Spiralling negative thoughts or mental abuse can have a dire effect to one’s health and can often be a precursor for depression.

In fact, according to one study severe emotional abuse can be as damaging as physical abuse and contribute to depression and low self-esteem.

The study also suggested that emotional abuse may contribute to the development of other chronic health conditions such as fibromyalgia and chronic fatigue syndrome.

Despite a large amount of research on depression and abuse, there is still a controversy on how abuse is measured regarding its possible physiological effect it could have. 

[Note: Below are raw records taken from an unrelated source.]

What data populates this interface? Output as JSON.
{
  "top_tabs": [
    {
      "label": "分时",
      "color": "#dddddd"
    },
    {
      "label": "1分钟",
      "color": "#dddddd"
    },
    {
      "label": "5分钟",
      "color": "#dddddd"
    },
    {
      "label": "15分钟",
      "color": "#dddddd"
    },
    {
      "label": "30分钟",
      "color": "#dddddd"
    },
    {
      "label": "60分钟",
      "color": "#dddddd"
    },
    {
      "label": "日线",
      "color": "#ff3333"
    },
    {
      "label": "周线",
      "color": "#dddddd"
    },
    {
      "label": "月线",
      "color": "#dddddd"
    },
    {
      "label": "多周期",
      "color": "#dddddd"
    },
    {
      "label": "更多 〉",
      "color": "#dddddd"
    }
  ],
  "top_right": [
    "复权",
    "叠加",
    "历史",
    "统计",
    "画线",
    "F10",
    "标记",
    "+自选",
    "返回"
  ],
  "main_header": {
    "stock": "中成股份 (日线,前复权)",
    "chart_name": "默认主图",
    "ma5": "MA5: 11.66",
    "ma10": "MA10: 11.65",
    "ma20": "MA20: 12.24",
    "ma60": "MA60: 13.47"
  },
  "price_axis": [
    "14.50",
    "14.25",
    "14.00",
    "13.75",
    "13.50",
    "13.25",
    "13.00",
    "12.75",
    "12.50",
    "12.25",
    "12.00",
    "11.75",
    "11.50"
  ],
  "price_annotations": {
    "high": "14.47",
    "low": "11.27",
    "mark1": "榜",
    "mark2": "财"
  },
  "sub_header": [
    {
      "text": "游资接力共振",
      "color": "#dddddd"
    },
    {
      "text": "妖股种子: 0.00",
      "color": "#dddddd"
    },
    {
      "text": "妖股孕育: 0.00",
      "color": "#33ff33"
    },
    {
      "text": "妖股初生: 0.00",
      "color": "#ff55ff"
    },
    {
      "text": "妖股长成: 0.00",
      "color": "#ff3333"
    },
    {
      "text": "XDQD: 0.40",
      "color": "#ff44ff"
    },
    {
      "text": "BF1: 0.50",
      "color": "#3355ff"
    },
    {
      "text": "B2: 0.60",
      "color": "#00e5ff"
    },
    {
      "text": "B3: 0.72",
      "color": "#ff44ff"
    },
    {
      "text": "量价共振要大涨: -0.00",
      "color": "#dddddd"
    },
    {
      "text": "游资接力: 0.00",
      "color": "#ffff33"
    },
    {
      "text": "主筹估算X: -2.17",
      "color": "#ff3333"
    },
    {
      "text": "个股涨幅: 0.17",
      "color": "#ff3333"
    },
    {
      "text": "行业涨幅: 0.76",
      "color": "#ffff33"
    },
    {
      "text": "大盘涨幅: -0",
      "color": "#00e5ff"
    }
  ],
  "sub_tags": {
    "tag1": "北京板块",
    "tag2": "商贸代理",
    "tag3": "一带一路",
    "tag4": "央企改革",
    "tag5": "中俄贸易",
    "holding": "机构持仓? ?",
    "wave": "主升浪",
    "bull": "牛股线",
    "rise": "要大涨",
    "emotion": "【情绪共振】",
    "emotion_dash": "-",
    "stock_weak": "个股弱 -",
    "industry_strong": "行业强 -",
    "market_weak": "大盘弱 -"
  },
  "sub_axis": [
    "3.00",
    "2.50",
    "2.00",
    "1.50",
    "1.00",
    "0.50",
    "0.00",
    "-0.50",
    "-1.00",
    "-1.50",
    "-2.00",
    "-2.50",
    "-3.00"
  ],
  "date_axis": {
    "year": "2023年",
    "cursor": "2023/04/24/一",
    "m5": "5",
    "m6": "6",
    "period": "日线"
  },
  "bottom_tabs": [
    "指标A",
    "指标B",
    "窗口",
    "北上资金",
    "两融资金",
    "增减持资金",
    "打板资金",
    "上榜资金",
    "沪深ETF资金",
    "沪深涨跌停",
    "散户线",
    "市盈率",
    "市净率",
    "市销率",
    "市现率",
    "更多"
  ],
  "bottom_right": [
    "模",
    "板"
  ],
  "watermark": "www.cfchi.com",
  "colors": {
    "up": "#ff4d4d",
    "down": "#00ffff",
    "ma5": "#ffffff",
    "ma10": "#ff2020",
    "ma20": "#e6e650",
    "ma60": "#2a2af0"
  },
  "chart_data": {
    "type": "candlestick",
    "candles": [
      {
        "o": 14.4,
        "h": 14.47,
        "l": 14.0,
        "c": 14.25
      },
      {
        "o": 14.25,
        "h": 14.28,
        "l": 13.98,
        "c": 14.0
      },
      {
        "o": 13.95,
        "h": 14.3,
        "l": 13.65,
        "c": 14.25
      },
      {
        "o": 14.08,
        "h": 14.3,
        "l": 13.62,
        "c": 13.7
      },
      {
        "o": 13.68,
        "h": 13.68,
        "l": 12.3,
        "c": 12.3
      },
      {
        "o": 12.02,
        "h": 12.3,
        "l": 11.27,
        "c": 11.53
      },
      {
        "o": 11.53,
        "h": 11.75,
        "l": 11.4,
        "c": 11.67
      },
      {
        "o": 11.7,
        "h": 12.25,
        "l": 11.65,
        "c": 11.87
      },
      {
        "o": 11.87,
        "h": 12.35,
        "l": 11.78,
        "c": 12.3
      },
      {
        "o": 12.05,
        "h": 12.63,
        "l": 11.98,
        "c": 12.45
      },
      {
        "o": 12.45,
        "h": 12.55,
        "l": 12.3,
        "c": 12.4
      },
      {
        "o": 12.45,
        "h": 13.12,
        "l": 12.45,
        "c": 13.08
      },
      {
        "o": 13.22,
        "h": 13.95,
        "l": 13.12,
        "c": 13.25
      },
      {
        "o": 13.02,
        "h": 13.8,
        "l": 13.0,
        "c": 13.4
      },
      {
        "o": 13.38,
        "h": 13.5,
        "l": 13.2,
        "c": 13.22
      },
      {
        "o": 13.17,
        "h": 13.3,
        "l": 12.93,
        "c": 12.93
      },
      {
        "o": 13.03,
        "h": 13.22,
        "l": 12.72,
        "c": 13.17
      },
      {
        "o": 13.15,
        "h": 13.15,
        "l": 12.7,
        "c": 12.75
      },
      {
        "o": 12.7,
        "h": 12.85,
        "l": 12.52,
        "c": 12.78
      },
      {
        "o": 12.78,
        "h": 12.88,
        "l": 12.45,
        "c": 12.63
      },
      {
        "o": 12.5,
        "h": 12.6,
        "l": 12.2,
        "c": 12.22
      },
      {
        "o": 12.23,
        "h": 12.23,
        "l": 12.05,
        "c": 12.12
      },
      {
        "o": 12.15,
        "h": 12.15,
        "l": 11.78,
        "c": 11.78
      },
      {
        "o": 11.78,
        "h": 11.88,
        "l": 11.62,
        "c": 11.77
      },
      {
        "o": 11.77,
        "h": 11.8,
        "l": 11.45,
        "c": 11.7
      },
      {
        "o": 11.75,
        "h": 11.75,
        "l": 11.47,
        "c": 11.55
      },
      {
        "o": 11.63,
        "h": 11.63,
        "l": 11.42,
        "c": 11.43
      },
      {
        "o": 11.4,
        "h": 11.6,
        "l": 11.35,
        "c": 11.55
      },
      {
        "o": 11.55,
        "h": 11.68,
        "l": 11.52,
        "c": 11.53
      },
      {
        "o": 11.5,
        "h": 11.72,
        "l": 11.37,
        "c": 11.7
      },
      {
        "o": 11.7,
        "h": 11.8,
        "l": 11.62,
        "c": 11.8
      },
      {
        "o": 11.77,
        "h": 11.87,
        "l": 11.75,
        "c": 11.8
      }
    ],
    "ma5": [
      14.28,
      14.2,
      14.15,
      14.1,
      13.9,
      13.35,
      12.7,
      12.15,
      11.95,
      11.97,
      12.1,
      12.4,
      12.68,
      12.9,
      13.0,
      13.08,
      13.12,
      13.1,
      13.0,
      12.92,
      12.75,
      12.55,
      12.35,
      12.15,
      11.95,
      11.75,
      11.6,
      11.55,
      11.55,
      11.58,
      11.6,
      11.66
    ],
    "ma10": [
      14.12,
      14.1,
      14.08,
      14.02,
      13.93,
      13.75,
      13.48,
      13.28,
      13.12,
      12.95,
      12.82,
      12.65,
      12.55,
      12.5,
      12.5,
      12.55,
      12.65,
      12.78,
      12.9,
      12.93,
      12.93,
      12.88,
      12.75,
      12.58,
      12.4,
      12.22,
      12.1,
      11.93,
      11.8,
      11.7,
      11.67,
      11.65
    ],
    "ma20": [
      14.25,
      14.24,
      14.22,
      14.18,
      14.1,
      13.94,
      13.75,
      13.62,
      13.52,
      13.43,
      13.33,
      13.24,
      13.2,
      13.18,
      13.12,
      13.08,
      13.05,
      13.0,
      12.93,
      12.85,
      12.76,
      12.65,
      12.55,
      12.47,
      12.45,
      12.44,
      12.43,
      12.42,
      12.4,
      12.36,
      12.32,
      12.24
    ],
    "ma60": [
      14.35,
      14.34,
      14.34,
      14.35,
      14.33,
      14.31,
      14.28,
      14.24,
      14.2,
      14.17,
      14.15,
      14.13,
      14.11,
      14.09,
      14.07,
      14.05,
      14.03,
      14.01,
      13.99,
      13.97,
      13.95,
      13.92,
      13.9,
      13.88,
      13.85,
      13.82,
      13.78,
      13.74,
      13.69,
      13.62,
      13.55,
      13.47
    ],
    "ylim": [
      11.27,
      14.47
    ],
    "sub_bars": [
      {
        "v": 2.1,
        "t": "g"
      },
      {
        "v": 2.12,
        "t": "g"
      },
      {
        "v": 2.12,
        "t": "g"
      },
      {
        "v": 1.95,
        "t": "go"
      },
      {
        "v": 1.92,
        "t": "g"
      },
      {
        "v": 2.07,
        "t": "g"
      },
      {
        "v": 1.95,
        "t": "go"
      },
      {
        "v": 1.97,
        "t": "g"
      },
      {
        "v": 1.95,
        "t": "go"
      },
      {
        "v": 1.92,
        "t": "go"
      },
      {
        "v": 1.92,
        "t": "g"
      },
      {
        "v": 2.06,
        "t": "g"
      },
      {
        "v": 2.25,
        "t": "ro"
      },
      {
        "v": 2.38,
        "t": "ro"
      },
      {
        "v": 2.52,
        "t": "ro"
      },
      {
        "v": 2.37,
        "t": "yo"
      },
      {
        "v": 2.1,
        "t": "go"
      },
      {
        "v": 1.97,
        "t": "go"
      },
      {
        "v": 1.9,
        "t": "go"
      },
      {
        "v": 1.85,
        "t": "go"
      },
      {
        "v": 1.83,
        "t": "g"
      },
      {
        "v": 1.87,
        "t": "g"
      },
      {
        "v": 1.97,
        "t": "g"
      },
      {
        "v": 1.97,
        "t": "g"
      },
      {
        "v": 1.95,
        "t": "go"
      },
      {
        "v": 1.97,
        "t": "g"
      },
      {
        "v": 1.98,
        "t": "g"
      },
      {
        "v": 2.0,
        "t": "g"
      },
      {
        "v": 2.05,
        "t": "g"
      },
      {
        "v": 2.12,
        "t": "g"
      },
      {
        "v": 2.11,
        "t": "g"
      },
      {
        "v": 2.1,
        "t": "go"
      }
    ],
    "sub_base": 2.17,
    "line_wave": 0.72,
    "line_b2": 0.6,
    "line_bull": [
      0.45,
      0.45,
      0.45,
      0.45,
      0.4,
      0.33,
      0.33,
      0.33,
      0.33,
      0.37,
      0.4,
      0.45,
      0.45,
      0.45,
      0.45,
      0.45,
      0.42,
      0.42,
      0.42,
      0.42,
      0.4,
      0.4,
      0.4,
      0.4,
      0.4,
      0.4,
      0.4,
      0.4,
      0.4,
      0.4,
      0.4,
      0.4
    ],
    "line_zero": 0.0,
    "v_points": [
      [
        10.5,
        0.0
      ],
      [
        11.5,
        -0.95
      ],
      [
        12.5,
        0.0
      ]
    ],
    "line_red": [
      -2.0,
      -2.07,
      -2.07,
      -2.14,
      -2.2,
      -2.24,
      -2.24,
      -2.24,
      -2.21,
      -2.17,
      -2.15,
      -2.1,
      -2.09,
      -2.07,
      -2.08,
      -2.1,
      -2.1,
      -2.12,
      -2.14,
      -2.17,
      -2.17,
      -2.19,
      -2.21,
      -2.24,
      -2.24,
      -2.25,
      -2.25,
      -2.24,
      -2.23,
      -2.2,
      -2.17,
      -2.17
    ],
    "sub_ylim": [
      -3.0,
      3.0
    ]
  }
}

More research is needed to understand the role of abuse in the development and maintenance of depression and, in particular, longitudinal studies that also account for the large number of risk and protective factors that influence this relationship.

How different types of abuse can influence response to treatment among survivors with depression, in order to provide effective trauma-focused approaches to manage depressive symptoms should be further investigated, said a study published in Hindawi.

The effects of emotional abuse can be painful and destructive, both in the short and long-term.

Survivors are often plagued by low self-esteem, anxiety, depression, and feelings of helplessness. 

For some, emotional abuse eventually leads to nervous breakdown, said Dr Philip Timms from Bridges Recovery.

He continued: “While there is no clinical definition of this phenomenon, it typically refers to the point at which psychological distress disrupts functionality.

“This loss of function occurs when the effects of emotional abuse become too much to bear.”